Proving Gang Retreat Is a Defense, Not Fed, Burden

WASHINGTON (CN) - The government did not have the burden of proving a gang member's continued participation in a criminal conspiracy, the U.S. Supreme Court ruled Tuesday.

Calvin Smith is serving a life sentence after being charged with 16 alleged co-conspirators in a 158-count superseding indictment regarding crimes committed in the 1980s and 1990s.

Prosecutors said pinned 31 murders to the drug-dealing enterprise in Washington, D.C.

Smith claimed, however, that that the conspiracy counts against him failed under the five-year statute of limitations.

In the last six years of the charged conspiracies, Smith had been in prison on an earlier felony.

The trial judge would not dismiss the conspiracy counts on that basis, and the jury later found that Smith participated in the charged conspiracies, which "continued in existence within five years" before the indictment.

The jury also found that Smith had not withdrawn from the conspiracies, relying on the court's charge for Smith "to prove withdrawal from a conspiracy by a preponderance of the evidence."

Smith claimed on appeal that the government actually had the burden of disproving his withdrawal defense, but the D.C. Circuit disagreed and affirmed in July 2011.

The U.S. Supreme Court agreed unanimously Wednesday.

"Having joined forces to achieve collectively more evil than he could accomplish alone, Smith tied his fate to that of the group," Justice Antonin Scalia wrote for the court. "His individual change of heart (assuming itoccurred) could not put the conspiracy genie back in the bottle.
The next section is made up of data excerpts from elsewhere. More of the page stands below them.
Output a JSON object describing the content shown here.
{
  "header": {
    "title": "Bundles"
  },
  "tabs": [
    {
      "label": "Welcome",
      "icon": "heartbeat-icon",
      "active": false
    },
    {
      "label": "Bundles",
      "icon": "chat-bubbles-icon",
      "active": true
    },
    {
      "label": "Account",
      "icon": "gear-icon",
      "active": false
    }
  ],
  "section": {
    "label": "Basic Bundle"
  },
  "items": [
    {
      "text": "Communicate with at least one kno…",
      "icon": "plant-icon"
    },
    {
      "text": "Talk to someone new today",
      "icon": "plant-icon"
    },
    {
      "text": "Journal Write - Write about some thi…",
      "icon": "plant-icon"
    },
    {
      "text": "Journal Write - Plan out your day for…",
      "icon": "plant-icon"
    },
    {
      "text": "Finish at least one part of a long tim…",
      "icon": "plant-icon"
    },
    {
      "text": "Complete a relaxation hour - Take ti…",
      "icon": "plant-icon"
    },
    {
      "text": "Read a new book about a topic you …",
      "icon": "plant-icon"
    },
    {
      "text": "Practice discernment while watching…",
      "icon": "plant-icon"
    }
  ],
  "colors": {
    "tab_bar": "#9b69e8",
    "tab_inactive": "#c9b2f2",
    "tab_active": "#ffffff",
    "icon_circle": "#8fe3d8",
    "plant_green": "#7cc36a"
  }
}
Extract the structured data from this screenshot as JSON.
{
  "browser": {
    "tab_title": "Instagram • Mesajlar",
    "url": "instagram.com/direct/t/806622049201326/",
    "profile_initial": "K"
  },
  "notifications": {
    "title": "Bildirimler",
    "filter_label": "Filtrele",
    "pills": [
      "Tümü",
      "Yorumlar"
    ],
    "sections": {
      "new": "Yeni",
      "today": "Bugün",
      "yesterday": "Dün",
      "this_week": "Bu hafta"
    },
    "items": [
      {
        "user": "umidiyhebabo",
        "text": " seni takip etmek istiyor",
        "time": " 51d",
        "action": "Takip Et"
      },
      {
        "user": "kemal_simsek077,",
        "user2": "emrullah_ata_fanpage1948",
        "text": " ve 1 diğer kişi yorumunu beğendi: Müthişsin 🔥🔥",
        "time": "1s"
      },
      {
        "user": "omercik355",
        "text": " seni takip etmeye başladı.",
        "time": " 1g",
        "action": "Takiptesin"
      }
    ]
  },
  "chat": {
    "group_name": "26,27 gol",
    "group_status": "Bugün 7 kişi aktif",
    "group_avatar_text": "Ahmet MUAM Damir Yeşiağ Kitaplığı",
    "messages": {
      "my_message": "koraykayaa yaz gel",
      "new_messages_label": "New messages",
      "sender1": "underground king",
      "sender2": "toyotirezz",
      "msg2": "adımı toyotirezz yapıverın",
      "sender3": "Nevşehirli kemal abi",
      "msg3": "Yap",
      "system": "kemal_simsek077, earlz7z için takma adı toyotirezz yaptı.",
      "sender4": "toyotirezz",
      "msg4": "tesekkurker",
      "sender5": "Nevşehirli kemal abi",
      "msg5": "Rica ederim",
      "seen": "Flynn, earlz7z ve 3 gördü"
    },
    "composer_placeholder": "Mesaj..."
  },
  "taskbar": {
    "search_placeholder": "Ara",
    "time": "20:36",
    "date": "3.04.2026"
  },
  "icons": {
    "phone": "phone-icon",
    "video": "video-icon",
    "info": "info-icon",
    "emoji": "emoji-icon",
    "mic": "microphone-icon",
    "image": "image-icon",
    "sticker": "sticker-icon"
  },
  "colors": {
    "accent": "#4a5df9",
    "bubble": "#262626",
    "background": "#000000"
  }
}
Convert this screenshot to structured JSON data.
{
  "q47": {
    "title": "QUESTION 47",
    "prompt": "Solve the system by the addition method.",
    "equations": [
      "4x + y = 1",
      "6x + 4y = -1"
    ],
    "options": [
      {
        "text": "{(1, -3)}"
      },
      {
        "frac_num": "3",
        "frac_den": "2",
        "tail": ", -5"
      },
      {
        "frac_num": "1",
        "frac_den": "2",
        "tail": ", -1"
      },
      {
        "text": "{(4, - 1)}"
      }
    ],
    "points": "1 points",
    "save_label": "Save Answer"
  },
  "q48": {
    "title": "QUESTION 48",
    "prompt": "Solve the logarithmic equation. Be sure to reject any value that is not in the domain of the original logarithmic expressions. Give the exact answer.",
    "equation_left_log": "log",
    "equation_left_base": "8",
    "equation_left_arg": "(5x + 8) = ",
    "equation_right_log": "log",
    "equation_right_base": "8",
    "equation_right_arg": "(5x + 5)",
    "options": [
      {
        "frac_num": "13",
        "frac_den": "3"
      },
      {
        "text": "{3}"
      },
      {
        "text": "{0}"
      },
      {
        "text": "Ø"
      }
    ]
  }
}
We punish him for the havoc wreaked by the un­lawful scheme, whether or not he remained actively in­volved. It is his withdrawal that must be active, and it was his burden to show that."

Smith had been convicted of narcotics conspiracy, violating federal anti-racketeering law, murder in connection with a continuing criminal enterprise and four counts of murder while armed.

His conspiracy convictions alone went before the high court.

In a footnote to the opinion, Scalia noted that the D. C. Circuit remanded two of the murder counts on which Smith had been convicted. The appellate panel wanted the District Court to conduct an evidentiary hearing regarding whether Smith received ineffective assistance of counsel as to those convictions.